There is also Fecal Incontinence, which is defined as the inability to control the passage of gas, liquid and/or solid stool. It has been estimated that more than 6.5 million Americans suffer from this condition.[38]  One out of ten women in the general population has fecal incontinence, with one in fifteen of those women suffering from moderate to severe symptoms.[39]

 

It is suggested that 2.2 % of all women that have delivered one or more children experience fecal incontinence.[40] Seven percent of healthy people 65 years & older experience fecal incontinence, and 23% of stroke patients experience it.[39] 33% of elderly people at home or in a hospital experience bowel control problems.[2] Vaginal delivery with the assistance of forceps has been shown to be a cause of clinically significant pelvic floor dysfunction, which can lead to fecal incontinence.[41]

 

Pelvic Organ Prolapse

Pelvic organ prolapse, or POP, may be considered a type of “hernia” in which the pelvic organs descend or shift within the pelvis, and in some cases, protrude outside the vagina. As many as 50% of women who have given birth one or more times have some degree of genital prolapse, but only 10 to 20% experience symptoms.[42]

 

11% of women have surgery to repair POP at some time during their lifetime.[43] Approximately half of all women over age 50 complain of symptoms associated with prolapse.[42] It is very rare for someone who has not had a child to experience POP. Changes in connective tissue during pregnancy, pressure and weight of the uterus on the pelvic floor, weight gain of the mother, trauma to the pelvic floor and connective tissue during vaginal delivery, abdominal straining during labor, and ensuing nerve damage all promote POP.[44,45]

 

Enlarged Prostate or Benign Prostatic Hyperplasia (BPH)

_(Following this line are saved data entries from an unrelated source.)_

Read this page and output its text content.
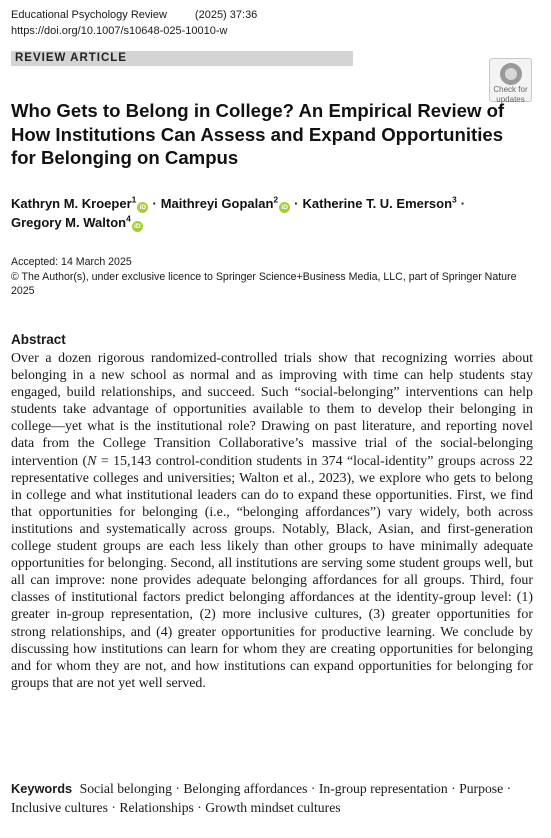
Educational Psychology Review	(2025) 37:36
https://doi.org/10.1007/s10648-025-10010-w
REVIEW ARTICLE
Check for
updates
Who Gets to Belong in College? An Empirical Review of How Institutions Can Assess and Expand Opportunities for Belonging on Campus
Kathryn M. Kroeper$^1$iD · Maithreyi Gopalan$^2$iD · Katherine T. U. Emerson$^3$ ·
Gregory M. Walton$^4$iD
Accepted: 14 March 2025
© The Author(s), under exclusive licence to Springer Science+Business Media, LLC, part of Springer Nature 2025
Abstract

Over a dozen rigorous randomized-controlled trials show that recognizing worries about belonging in a new school as normal and as improving with time can help students stay engaged, build relationships, and succeed. Such “social-belonging” interventions can help students take advantage of opportunities available to them to develop their belonging in college—yet what is the institutional role? Drawing on past literature, and reporting novel data from the College Transition Collaborative’s massive trial of the social-belonging intervention (N = 15,143 control-condition students in 374 “local-identity” groups across 22 representative colleges and universities; Walton et al., 2023), we explore who gets to belong in college and what institutional leaders can do to expand these opportunities. First, we find that opportunities for belonging (i.e., “belonging affordances”) vary widely, both across institutions and systematically across groups. Notably, Black, Asian, and first-generation college student groups are each less likely than other groups to have minimally adequate opportunities for belonging. Second, all institutions are serving some student groups well, but all can improve: none provides adequate belonging affordances for all groups. Third, four classes of institutional factors predict belonging affordances at the identity-group level: (1) greater in-group representation, (2) more inclusive cultures, (3) greater opportunities for strong relationships, and (4) greater opportunities for productive learning. We conclude by discussing how institutions can learn for whom they are creating opportunities for belonging and for whom they are not, and how institutions can expand opportunities for belonging for groups that are not yet well served.

Keywords Social belonging · Belonging affordances · In-group representation · Purpose · Inclusive cultures · Relationships · Growth mindset cultures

Enlarged Prostate/Benign Prostatic Hyperplasia, or BPH, is characterized by urinary frequency, urgency, nocturia, weakened stream, and incomplete bladder emptying. As many as 50% of men experience symptoms of an enlarged prostate by age 60, and 90% of men will report symptoms by age 85.[46]  In most men the prostate gland will undergo two stages of growth. The first stage occurs early in life and is usually complete by the end of puberty. The prostate usually remains this size for many years but may begin growing again, and cause problems by age 40.[47]

 

Bedwetting (or Nocturnal Enuresis)

It is estimated that more than 5 million children in the US experience nocturnal enuresis (or bedwetting),[48] and it is estimated that 2-3% of men and women older than eighteen never achieve nighttime dryness.[49]